I am just about to pick up my 2002 TT 225hp awd from the dealer and someone mentioned to me to look into this tune as well. Is it really that good that I should probably go with it as well or is there something else that people would consider over it? What other options are there and why do I keep hearing this one come up all the time? Would love more info on the benefits. Tunes are new to me and I get a bit freaked out when it comes to flashing the factory ecu and such....want to make sure I do it properly.


----------



## jsmith2015 (Mar 7, 2015)

recaro19 said:


> I am just about to pick up my 2002 TT 225hp awd from the dealer and someone mentioned to me to look into this tune as well. Is it really that good that I should probably go with it as well or is there something else that people would consider over it? What other options are there and why do I keep hearing this one come up all the time? Would love more info on the benefits. Tunes are new to me and I get a bit freaked out when it comes to flashing the factory ecu and such....want to make sure I do it properly.


Flashing was super easy last revision i used the app on my android phone to flash, if you can beleive that.

My tune is e85 but they has have gas tunes also.

I recommend them so highly because the tune is great and the customer service is unreal compared to the rest of the industry.

My car has been down 3 weeks due to damage by the tire shop. They emailed me just to see how i was doing and if i the logs for my next revision.

I dare say you will never have that happin with most if not all other company's. 

Was 37 degree's this morning cold start was great, didnt let it get all up to temp and it ran smoothly. Thats a a great result on e85

Sent from my LGMS330 using Tapatalk


----------



## 20v master (May 7, 2009)

So about that timing curve.....


----------



## jsmith2015 (Mar 7, 2015)

20v master said:


> So about that timing curve.....


Ya i know its "fixed" now. Thanks America's tire.

Taking her out sunday

Sent from my LGMS330 using Tapatalk


----------



## 20v master (May 7, 2009)

20v master said:


> So about that timing curve.....


Any updates?


----------



## jsmith2015 (Mar 7, 2015)

No i have been under water with work, bills, doctors the baby,and trying to sell all my ****.

God willing im taking it out this weekend

Sent from my LGMS330 using Tapatalk


----------



## jsmith2015 (Mar 7, 2015)

Its so funny a year ago any free time i had i couldn't wait to work on or drive the tt. These days if im not covered in spit up or doodoo I can barely get off the couch. Add to that my daughter is so much more fun and happy during the day if i get a day off i spend most of it playing with her.

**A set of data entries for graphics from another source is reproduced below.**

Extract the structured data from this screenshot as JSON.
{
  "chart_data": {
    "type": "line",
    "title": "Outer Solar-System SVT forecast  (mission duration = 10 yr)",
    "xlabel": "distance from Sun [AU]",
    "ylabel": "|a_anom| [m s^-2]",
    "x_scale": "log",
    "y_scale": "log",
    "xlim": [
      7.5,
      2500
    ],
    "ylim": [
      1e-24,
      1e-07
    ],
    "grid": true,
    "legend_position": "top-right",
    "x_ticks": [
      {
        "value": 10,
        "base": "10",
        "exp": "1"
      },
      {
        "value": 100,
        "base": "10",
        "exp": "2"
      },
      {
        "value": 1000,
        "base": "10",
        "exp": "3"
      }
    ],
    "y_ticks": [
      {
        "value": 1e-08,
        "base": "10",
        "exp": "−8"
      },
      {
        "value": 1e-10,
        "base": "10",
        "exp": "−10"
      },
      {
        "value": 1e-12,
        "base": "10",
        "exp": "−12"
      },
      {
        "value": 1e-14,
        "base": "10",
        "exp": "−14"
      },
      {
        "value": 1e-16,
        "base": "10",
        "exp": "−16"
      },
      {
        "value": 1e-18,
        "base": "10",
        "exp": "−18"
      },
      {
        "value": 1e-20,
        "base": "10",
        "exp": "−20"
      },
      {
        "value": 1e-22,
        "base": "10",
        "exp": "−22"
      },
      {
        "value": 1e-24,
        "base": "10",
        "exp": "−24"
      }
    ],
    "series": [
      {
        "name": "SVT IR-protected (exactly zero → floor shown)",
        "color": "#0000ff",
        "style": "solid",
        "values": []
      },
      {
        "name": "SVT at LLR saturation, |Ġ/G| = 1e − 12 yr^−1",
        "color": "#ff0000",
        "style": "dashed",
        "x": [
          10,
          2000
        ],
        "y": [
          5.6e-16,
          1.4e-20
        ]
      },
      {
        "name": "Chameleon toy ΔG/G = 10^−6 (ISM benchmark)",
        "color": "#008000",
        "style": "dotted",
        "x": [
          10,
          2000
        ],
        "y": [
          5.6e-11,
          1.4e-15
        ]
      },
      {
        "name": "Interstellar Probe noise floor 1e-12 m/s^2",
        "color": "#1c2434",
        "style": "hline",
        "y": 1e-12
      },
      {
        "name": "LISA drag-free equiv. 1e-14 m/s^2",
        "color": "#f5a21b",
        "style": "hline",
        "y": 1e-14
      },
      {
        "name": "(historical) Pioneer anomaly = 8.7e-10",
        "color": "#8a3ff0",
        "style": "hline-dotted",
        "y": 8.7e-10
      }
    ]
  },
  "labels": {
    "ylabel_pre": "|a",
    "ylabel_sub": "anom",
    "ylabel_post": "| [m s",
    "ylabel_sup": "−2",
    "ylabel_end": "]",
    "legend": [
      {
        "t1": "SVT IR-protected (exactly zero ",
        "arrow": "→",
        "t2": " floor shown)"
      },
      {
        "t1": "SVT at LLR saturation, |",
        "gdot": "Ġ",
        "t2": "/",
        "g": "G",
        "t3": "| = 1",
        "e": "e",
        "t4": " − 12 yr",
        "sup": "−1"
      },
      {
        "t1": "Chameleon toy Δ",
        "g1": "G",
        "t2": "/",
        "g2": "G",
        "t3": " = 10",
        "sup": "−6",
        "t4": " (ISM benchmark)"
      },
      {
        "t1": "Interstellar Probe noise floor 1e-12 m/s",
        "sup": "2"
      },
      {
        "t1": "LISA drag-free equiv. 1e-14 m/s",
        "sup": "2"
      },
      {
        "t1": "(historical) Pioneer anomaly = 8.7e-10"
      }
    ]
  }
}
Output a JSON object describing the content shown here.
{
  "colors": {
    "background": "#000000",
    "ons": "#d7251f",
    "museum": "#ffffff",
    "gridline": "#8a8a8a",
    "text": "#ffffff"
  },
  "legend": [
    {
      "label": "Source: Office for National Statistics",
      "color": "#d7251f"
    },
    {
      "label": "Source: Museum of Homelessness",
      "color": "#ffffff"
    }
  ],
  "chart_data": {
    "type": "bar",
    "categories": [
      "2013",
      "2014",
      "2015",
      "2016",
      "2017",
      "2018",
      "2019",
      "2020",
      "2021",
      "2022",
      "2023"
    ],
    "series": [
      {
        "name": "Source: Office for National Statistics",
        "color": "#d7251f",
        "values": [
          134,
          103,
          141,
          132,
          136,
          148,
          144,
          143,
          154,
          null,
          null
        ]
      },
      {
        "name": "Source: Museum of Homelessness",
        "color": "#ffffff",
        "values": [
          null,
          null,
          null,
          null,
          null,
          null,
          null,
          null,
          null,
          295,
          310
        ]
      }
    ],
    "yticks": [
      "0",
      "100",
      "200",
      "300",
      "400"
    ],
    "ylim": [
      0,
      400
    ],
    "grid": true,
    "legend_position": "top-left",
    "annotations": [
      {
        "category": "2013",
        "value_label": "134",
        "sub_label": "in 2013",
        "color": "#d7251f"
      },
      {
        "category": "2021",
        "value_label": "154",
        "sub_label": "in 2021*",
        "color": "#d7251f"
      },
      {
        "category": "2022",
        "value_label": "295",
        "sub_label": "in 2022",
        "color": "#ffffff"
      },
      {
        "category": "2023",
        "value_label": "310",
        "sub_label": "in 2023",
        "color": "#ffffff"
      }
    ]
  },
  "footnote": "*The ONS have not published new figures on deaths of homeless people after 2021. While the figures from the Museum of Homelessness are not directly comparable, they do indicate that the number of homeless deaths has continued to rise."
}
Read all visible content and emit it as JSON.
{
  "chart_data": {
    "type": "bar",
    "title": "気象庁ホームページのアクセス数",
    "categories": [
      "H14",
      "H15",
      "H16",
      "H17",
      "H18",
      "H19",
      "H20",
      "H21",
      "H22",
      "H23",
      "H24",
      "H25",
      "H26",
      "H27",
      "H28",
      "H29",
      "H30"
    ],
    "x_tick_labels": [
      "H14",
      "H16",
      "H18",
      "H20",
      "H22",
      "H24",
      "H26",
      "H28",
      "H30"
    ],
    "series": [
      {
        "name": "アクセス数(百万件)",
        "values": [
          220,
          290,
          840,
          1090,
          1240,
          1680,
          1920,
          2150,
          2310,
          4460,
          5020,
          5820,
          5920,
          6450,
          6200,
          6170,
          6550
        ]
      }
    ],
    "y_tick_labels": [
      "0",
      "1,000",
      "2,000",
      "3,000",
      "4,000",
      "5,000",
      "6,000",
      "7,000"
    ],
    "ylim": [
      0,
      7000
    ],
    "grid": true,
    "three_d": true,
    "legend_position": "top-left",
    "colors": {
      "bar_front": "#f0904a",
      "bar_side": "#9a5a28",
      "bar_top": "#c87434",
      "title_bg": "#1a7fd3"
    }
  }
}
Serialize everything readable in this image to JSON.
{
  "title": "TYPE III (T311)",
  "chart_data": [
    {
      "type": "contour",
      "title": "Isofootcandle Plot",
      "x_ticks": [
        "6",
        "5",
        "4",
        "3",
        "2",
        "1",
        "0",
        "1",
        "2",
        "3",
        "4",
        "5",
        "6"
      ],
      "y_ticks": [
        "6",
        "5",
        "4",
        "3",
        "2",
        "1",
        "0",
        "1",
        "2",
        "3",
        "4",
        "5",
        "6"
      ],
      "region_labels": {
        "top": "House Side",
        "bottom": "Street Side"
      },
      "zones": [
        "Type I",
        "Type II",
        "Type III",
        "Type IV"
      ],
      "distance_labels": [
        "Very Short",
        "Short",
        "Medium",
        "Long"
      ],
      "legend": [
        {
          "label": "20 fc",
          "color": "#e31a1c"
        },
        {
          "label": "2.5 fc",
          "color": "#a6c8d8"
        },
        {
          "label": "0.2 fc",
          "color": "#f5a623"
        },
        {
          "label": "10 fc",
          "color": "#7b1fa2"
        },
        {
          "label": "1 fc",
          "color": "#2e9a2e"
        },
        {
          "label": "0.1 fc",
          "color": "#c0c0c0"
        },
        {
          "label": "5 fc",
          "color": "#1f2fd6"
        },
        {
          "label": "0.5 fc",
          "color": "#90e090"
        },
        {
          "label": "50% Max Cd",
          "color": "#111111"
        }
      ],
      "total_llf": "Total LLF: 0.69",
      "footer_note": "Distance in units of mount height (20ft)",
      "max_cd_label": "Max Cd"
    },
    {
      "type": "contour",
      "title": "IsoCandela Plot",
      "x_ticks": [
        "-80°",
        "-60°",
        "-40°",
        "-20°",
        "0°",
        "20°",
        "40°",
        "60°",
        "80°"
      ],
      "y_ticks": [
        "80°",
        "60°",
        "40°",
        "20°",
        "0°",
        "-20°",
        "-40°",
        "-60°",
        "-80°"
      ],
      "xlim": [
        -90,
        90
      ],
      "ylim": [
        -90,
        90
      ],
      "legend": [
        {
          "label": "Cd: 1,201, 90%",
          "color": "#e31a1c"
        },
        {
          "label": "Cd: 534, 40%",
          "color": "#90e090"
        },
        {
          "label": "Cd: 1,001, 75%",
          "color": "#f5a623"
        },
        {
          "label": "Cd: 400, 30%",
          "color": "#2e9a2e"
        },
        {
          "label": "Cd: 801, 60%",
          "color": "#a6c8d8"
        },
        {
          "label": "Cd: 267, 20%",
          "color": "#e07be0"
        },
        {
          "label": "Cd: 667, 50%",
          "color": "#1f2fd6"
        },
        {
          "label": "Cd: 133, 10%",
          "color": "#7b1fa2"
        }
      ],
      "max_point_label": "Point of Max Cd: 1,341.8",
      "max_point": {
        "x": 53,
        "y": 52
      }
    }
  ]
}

I did bring her put in the garage with me wile i was working on getting the bushings out of the control arms and lucky for me she thinks its funny when i drill and hammer on stuff

Sent from my LGMS330 using Tapatalk


----------



## hunTTsvegas (Aug 27, 2012)

jsmith2015 said:


> Its so funny a year ago any free time i had i couldn't wait to work on or drive the tt. These days if im not covered in spit up or doodoo I can barely get off the couch. Add to that my daughter is so much more fun and happy during the day if i get a day off i spend most of it playing with her.
> 
> I did bring her put in the garage with me wile i was working on getting the bushings out of the control arms and lucky for me she thinks its funny when i drill and hammer on stuff
> 
> Sent from my LGMS330 using Tapatalk


I completely understand that. My son just turned 3. I try getting him around tools while I'm wrenching but then he decides to try and take things out with them. Usually end up waiting until he's asleep, if I can stay awake. It'll get easier though! :beer:


----------